Wallace Stevens

Wallace Stevens

19 quotes

As an American poet, Wallace Stevens earned a lasting place in the canon of memorable quotations. With equal ease, Wallace Stevens moved between Poetry and Nature, finding connections others missed. Discover 24 of Wallace Stevens's most memorable quotes, ranging across Poetry, Nature, Imagination, Beauty, and Alone. Readers often gravitate to this one: "Money is a kind of poetry."

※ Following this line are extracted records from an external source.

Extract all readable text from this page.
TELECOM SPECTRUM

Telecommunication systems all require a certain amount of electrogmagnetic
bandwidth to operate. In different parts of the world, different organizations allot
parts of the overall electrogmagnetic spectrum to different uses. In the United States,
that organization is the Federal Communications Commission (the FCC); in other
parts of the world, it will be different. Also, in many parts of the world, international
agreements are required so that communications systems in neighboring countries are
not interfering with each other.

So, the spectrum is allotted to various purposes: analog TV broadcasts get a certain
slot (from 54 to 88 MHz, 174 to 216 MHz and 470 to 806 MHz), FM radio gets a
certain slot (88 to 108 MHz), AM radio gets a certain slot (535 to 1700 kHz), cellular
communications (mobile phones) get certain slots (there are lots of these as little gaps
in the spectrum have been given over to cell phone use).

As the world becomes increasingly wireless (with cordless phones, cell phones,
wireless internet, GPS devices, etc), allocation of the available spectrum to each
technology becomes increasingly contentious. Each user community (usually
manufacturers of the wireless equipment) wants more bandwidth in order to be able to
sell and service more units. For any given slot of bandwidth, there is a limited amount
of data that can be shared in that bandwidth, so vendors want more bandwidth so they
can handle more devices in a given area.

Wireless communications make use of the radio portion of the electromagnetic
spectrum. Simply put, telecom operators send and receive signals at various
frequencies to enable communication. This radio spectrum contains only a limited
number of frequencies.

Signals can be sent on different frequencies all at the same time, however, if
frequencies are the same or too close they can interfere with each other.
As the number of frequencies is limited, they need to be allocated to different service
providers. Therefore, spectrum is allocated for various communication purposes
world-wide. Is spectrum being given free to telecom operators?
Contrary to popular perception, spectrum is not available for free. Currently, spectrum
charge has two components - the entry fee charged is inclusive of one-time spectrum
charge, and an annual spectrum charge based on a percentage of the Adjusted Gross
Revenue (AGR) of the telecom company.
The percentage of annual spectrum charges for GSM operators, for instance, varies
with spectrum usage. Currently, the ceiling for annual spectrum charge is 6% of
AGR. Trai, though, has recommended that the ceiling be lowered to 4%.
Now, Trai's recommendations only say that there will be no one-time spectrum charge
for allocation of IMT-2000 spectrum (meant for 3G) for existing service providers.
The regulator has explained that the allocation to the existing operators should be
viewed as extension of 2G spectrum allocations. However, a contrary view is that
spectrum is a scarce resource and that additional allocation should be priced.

“We say God and the imagination are one... How high that highest candle lights the dark.”

— Wallace Stevens

Imagination

All Quotes by Wallace Stevens

“Intolerance respecting other people's religion is toleration itself in comparison with intolerance respecting other people's art.”

— Wallace Stevens

Religion

“Money is a kind of poetry.”

— Wallace Stevens

Poetry

“If poetry should address itself to the same needs and aspirations, the same hopes and fears, to which the Bible addresses itself, it might rival it in distribution.”

— Wallace Stevens

Poetry

“To regard the imagination as metaphysics is to think of it as part of life, and to think of it as part of life is to realize the extent of artifice. We live in the mind.”

— Wallace Stevens

Imagination

“I do not know which to prefer, The beauty of inflections, Or the beauty of innuendoes, The blackbird whistling, Or just after.”

— Wallace Stevens

Beauty

“Poor, dear, silly Spring, preparing her annual surprise!”

— Wallace Stevens

Nature

“After the final no there comes a yes and on that yes the future of the world hangs.”

— Wallace Stevens

Future

“The day of the sun is like the day of a king. It is a promenade in the morning, a sitting on the throne at noon, a pageant in the evening.”

— Wallace Stevens

Morning

“Death is the mother of Beauty hence from her, alone, shall come fulfillment to our dreams and our desires.”

— Wallace Stevens

Alone

“We say God and the imagination are one... How high that highest candle lights the dark.”

— Wallace Stevens

Imagination

“A poem need not have a meaning and like most things in nature often does not have.”

— Wallace Stevens

Nature

“A poet looks at the world the way a man looks at a woman.”

— Wallace Stevens

Poetry

“It is the unknown that excites the ardor of scholars, who, in the known alone, would shrivel up with boredom.”

— Wallace Stevens

Alone

“The imagination is man's power over nature.”

— Wallace Stevens

Imagination

“Most people read poetry listening for echoes because the echoes are familiar to them. They wade through it the way a boy wades through water, feeling with his toes for the bottom: The echoes are the bottom.”

— Wallace Stevens

Poetry

“Perhaps the truth depends on a walk around the lake.”

— Wallace Stevens

Nature

“In poetry, you must love the words, the ideas and the images and rhythms with all your capacity to love anything at all.”

— Wallace Stevens

Poetry

“In the world of words, the imagination is one of the forces of nature.”

— Wallace Stevens

Imagination

“Everything is complicated if that were not so, life and poetry and everything else would be a bore.”